6. If we do not participate in the voluntary scholarships, they will not become compulsory. One response I received is that these scholarships are voluntary and only provide options. The problem is that all training expansions start with voluntary programs that quickly become mandatory. This is why the training has widened. If, on the contrary, doctors refuse to accept these poorly paid scholarships, they will disappear. Moreover, willful does not mean that something cannot also be exploitative. For example, payday loans are voluntary, but they prey on vulnerable people.
7. What is the alternative? Some argue that if they had not pursued those extra years of scholarship these doctors would have a different job or would not have succeeded, but this is not fair. The counterfactual – which would have happened without the fraternity – is usually no different career. More often it is on-the-job training. This means that a hospital hires a junior person to participate in the transplant service and gives them senior counseling or mentoring for a few months before releasing them. This has been the primary method of training for decades.
8. Many support these scholarships and run these scholarships but have not attended these scholarships. A great irony in this space is that many supporters of these extra scholarship years did not educate themselves in these scholarships. In addition, they manage these scholarships. They find themselves in an incredibly confrontational position – advising interns to complete their programs, and not just trying to get a job – rather than encouraging on-the-job training, which is the way they are. themselves entered into their careers.
We are faced with a choice: reform or boycott these stock exchanges.
Option A: Incorporate the program and laudable training aspects of these advanced scholarships into the first year of on-the-job training for beginning teachers.
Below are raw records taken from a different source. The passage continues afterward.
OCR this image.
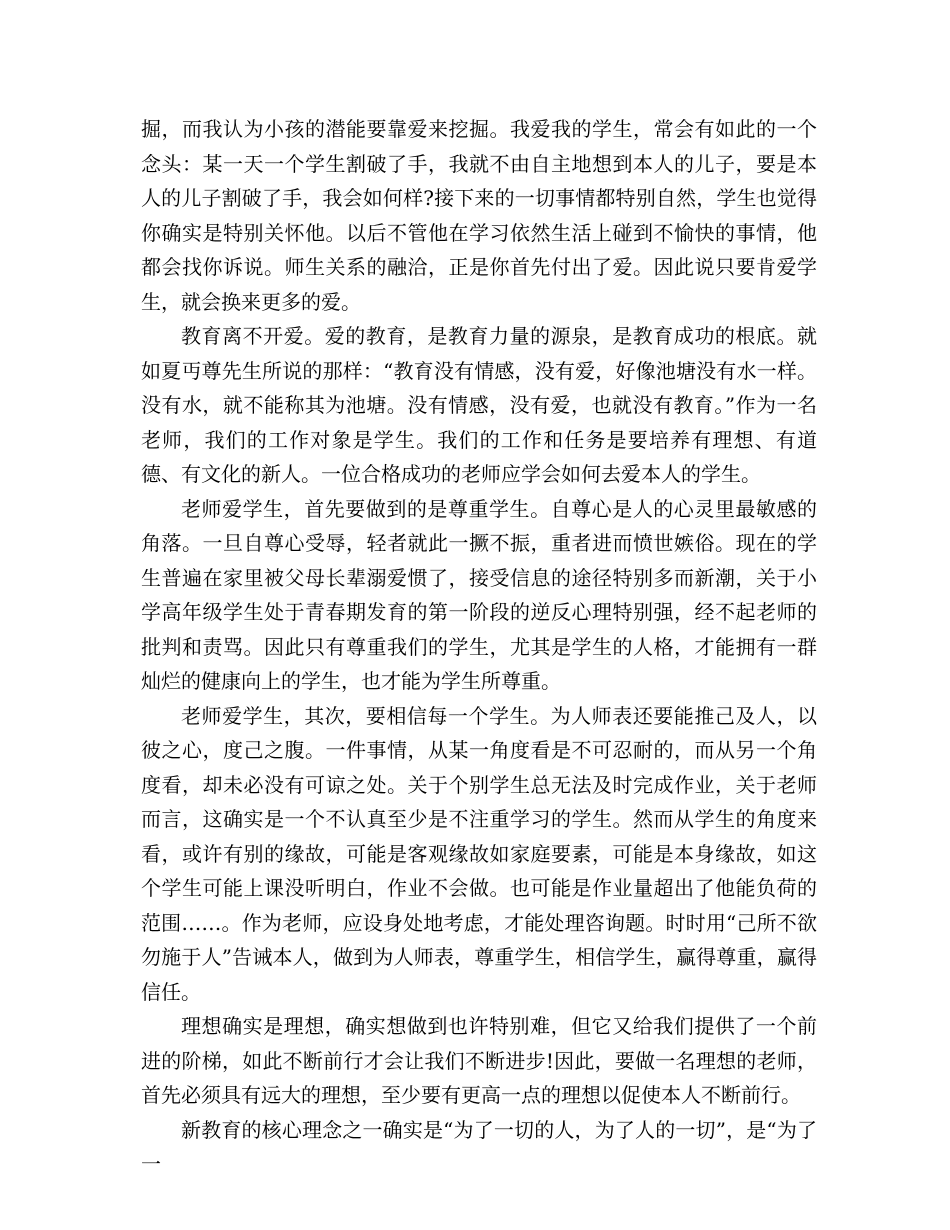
掘，而我认为小孩的潜能要靠爱来挖掘。我爱我的学生，常会有如此的一个念头：某一天一个学生割破了手，我就不由自主地想到本人的儿子，要是本人的儿子割破了手，我会如何样?接下来的一切事情都特别自然，学生也觉得你确实是特别关怀他。以后不管他在学习依然生活上碰到不愉快的事情，他都会找你诉说。师生关系的融洽，正是你首先付出了爱。因此说只要肯爱学生，就会换来更多的爱。

教育离不开爱。爱的教育，是教育力量的源泉，是教育成功的根底。就如夏丏尊先生所说的那样：“教育没有情感，没有爱，好像池塘没有水一样。没有水，就不能称其为池塘。没有情感，没有爱，也就没有教育。”作为一名老师，我们的工作对象是学生。我们的工作和任务是要培养有理想、有道德、有文化的新人。一位合格成功的老师应学会如何去爱本人的学生。

老师爱学生，首先要做到的是尊重学生。自尊心是人的心灵里最敏感的角落。一旦自尊心受辱，轻者就此一撅不振，重者进而愤世嫉俗。现在的学生普遍在家里被父母长辈溺爱惯了，接受信息的途径特别多而新潮，关于小学高年级学生处于青春期发育的第一阶段的逆反心理特别强，经不起老师的批判和责骂。因此只有尊重我们的学生，尤其是学生的人格，才能拥有一群灿烂的健康向上的学生，也才能为学生所尊重。

老师爱学生，其次，要相信每一个学生。为人师表还要能推己及人，以彼之心，度己之腹。一件事情，从某一角度看是不可忍耐的，而从另一个角度看，却未必没有可谅之处。关于个别学生总无法及时完成作业，关于老师而言，这确实是一个不认真至少是不注重学习的学生。然而从学生的角度来看，或许有别的缘故，可能是客观缘故如家庭要素，可能是本身缘故，如这个学生可能上课没听明白，作业不会做。也可能是作业量超出了他能负荷的范围……。作为老师，应设身处地考虑，才能处理咨询题。时时用“己所不欲勿施于人”告诫本人，做到为人师表，尊重学生，相信学生，赢得尊重，赢得信任。

理想确实是理想，确实想做到也许特别难，但它又给我们提供了一个前进的阶梯，如此不断前行才会让我们不断进步!因此，要做一名理想的老师，首先必须具有远大的理想，至少要有更高一点的理想以促使本人不断前行。

新教育的核心理念之一确实是“为了一切的人，为了人的一切”，是“为了一
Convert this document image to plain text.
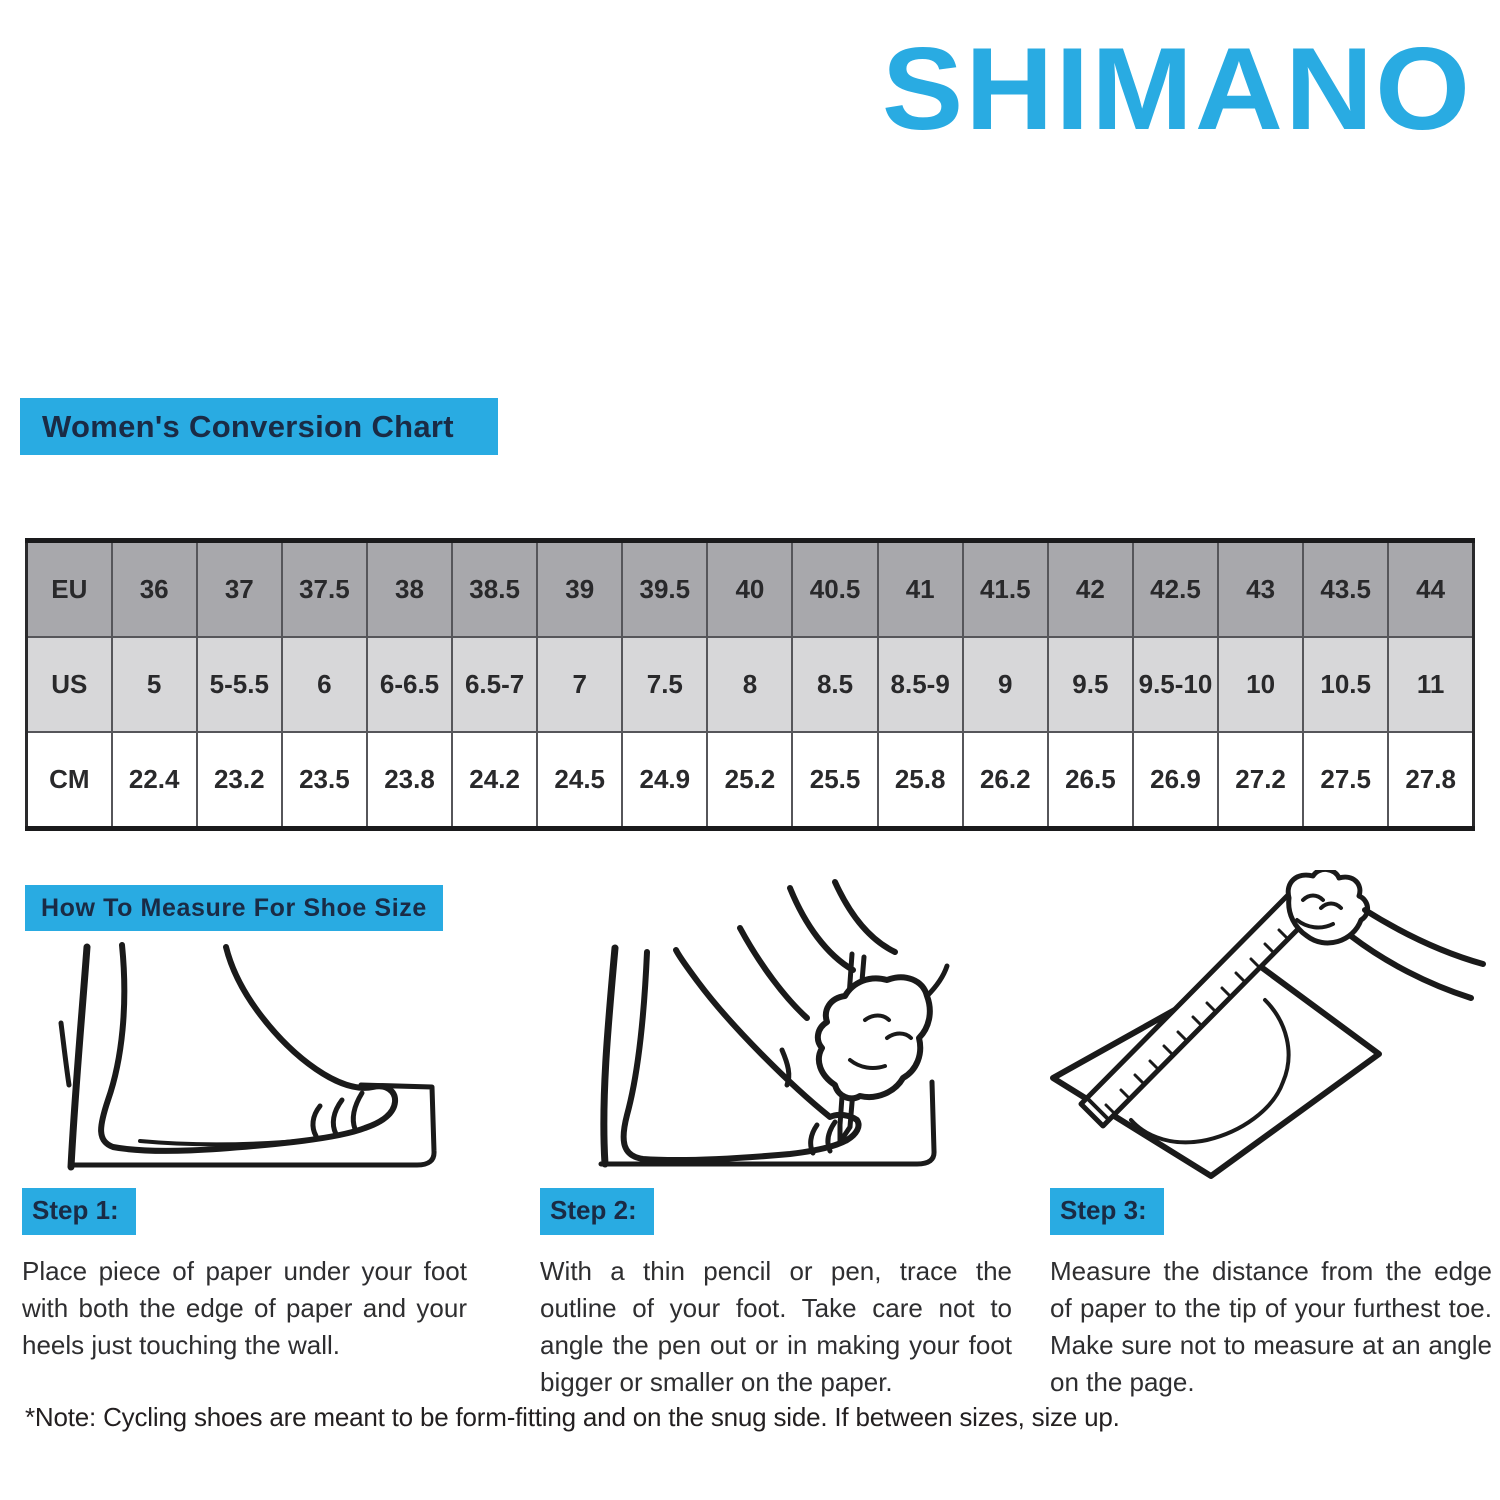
SHIMANO
Women's Conversion Chart
EU	36	37	37.5	38	38.5	39	39.5	40	40.5	41	41.5	42	42.5	43	43.5	44
US	5	5-5.5	6	6-6.5	6.5-7	7	7.5	8	8.5	8.5-9	9	9.5	9.5-10	10	10.5	11
CM	22.4	23.2	23.5	23.8	24.2	24.5	24.9	25.2	25.5	25.8	26.2	26.5	26.9	27.2	27.5	27.8
How To Measure For Shoe Size
Step 1:

Place piece of paper under your foot with both the edge of paper and your heels just touching the wall.

Step 2:

With a thin pencil or pen, trace the outline of your foot. Take care not to angle the pen out or in making your foot bigger or smaller on the paper.

Step 3:

Measure the distance from the edge of paper to the tip of your furthest toe. Make sure not to measure at an angle on the page.

*Note: Cycling shoes are meant to be form-fitting and on the snug side. If between sizes, size up.
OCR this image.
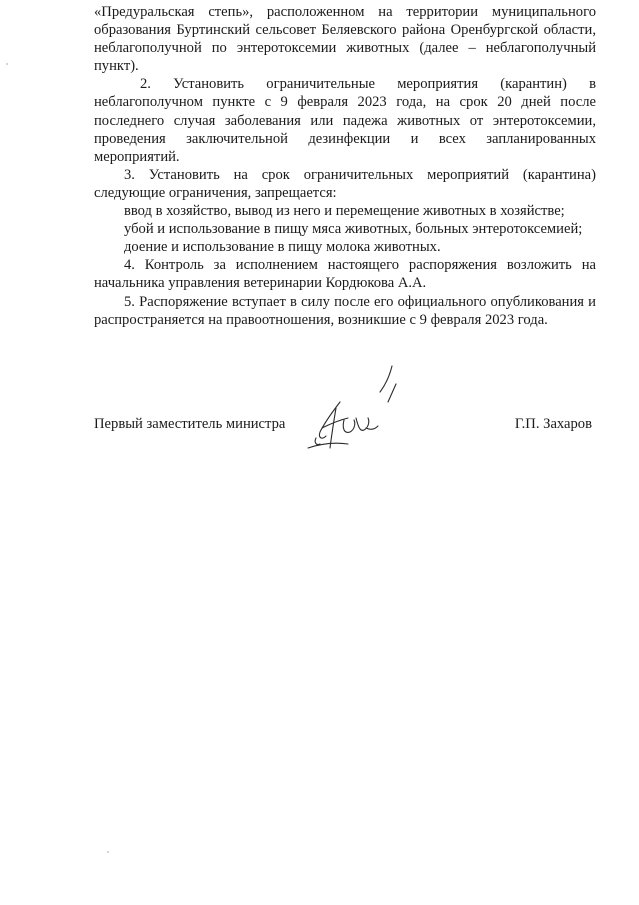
«Предуральская степь», расположенном на территории муниципального образования Буртинский сельсовет Беляевского района Оренбургской области, неблагополучной по энтеротоксемии животных (далее – неблагополучный пункт).

2. Установить ограничительные мероприятия (карантин) в неблагополучном пункте с 9 февраля 2023 года, на срок 20 дней после последнего случая заболевания или падежа животных от энтеротоксемии, проведения заключительной дезинфекции и всех запланированных мероприятий.

3. Установить на срок ограничительных мероприятий (карантина) следующие ограничения, запрещается:

ввод в хозяйство, вывод из него и перемещение животных в хозяйстве;

убой и использование в пищу мяса животных, больных энтеротоксемией;

доение и использование в пищу молока животных.

4. Контроль за исполнением настоящего распоряжения возложить на начальника управления ветеринарии Кордюкова А.А.

5. Распоряжение вступает в силу после его официального опубликования и распространяется на правоотношения, возникшие с 9 февраля 2023 года.

Первый заместитель министра	Г.П. Захаров
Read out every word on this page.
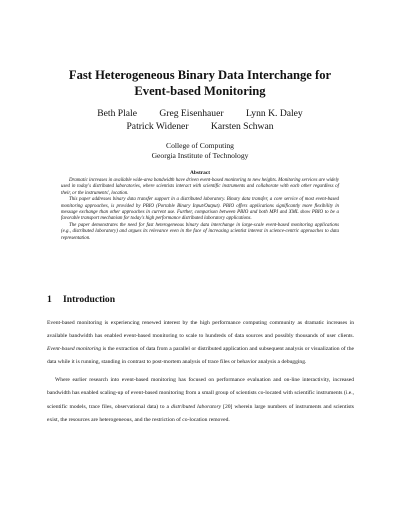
Fast Heterogeneous Binary Data Interchange for
Event-based Monitoring
Beth Plale Greg Eisenhauer Lynn K. Daley
Patrick Widener Karsten Schwan
College of Computing
Georgia Institute of Technology
Abstract

Dramatic increases in available wide-area bandwidth have driven event-based monitoring to new heights. Monitoring services are widely used in today's distributed laboratories, where scientists interact with scientific instruments and collaborate with each other regardless of their, or the instruments', location.

This paper addresses binary data transfer support in a distributed laboratory. Binary data transfer, a core service of most event-based monitoring approaches, is provided by PBIO (Portable Binary Input/Output). PBIO offers applications significantly more flexibility in message exchange than other approaches in current use. Further, comparison between PBIO and both MPI and XML show PBIO to be a favorable transport mechanism for today's high performance distributed laboratory applications.

The paper demonstrates the need for fast heterogeneous binary data interchange in large-scale event-based monitoring applications (e.g., distributed laboratory) and argues its relevance even in the face of increasing scientist interest in science-centric approaches to data representation.

1 Introduction

Event-based monitoring is experiencing renewed interest by the high performance computing community as dramatic increases in available bandwidth has enabled event-based monitoring to scale to hundreds of data sources and possibly thousands of user clients. Event-based monitoring is the extraction of data from a parallel or distributed application and subsequent analysis or visualization of the data while it is running, standing in contrast to post-mortem analysis of trace files or behavior analysis a debugging.

Where earlier research into event-based monitoring has focused on performance evaluation and on-line interactivity, increased bandwidth has enabled scaling-up of event-based monitoring from a small group of scientists co-located with scientific instruments (i.e., scientific models, trace files, observational data) to a distributed laboratory [20] wherein large numbers of instruments and scientists exist, the resources are heterogeneous, and the restriction of co-location removed.
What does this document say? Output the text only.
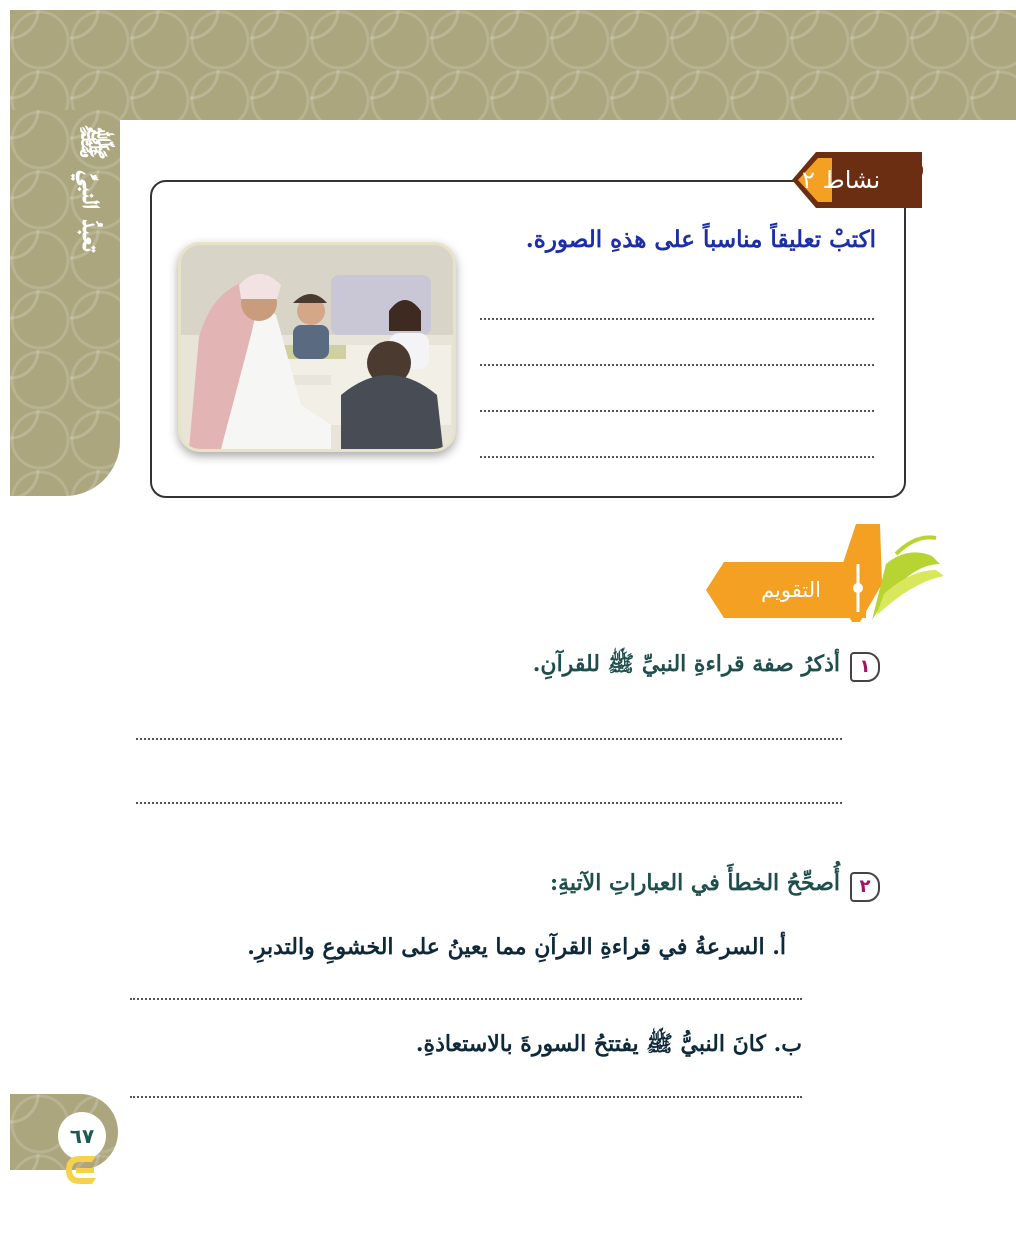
تعبدُ النبيِّ ﷺ	نشاط ٢ ?
اكتبْ تعليقاً مناسباً على هذهِ الصورة.
التقويم
١
أذكرُ صفة قراءةِ النبيِّ ﷺ للقرآنِ.
٢
أُصحِّحُ الخطأَ في العباراتِ الآتيةِ:
أ. السرعةُ في قراءةِ القرآنِ مما يعينُ على الخشوعِ والتدبرِ.
ب. كانَ النبيُّ ﷺ يفتتحُ السورةَ بالاستعاذةِ.
٦٧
If we really seek justice, we could go one step further and move scholars of all types out of postgraduate year salary scales and into full faculty scales with commensurate benefits for the duration of their scholarship.
After all, fellows are often board-certified internists / surgeons / pediatricians / radiologists. The reorganization of the whole scholarship system and salary scale would avoid the cruel and unusual situation of advanced / supplementary scholarships.
Option B: Until these reforms occur, I will advise all interns – whatever fields they pursue – to complete the few clinical years necessary before starting to participate. It’s simply a way for hospitals to transfer your income to them and, as an alternative, to find another institution – perhaps one with less branding – willing to sponsor on-the-job training.
Vinay Prasad, MD, MPH, is a hematologist-oncologist and associate professor of medicine at the University of California, San Francisco, and author of Smart: How bad policy and bad evidence hurt people with cancer.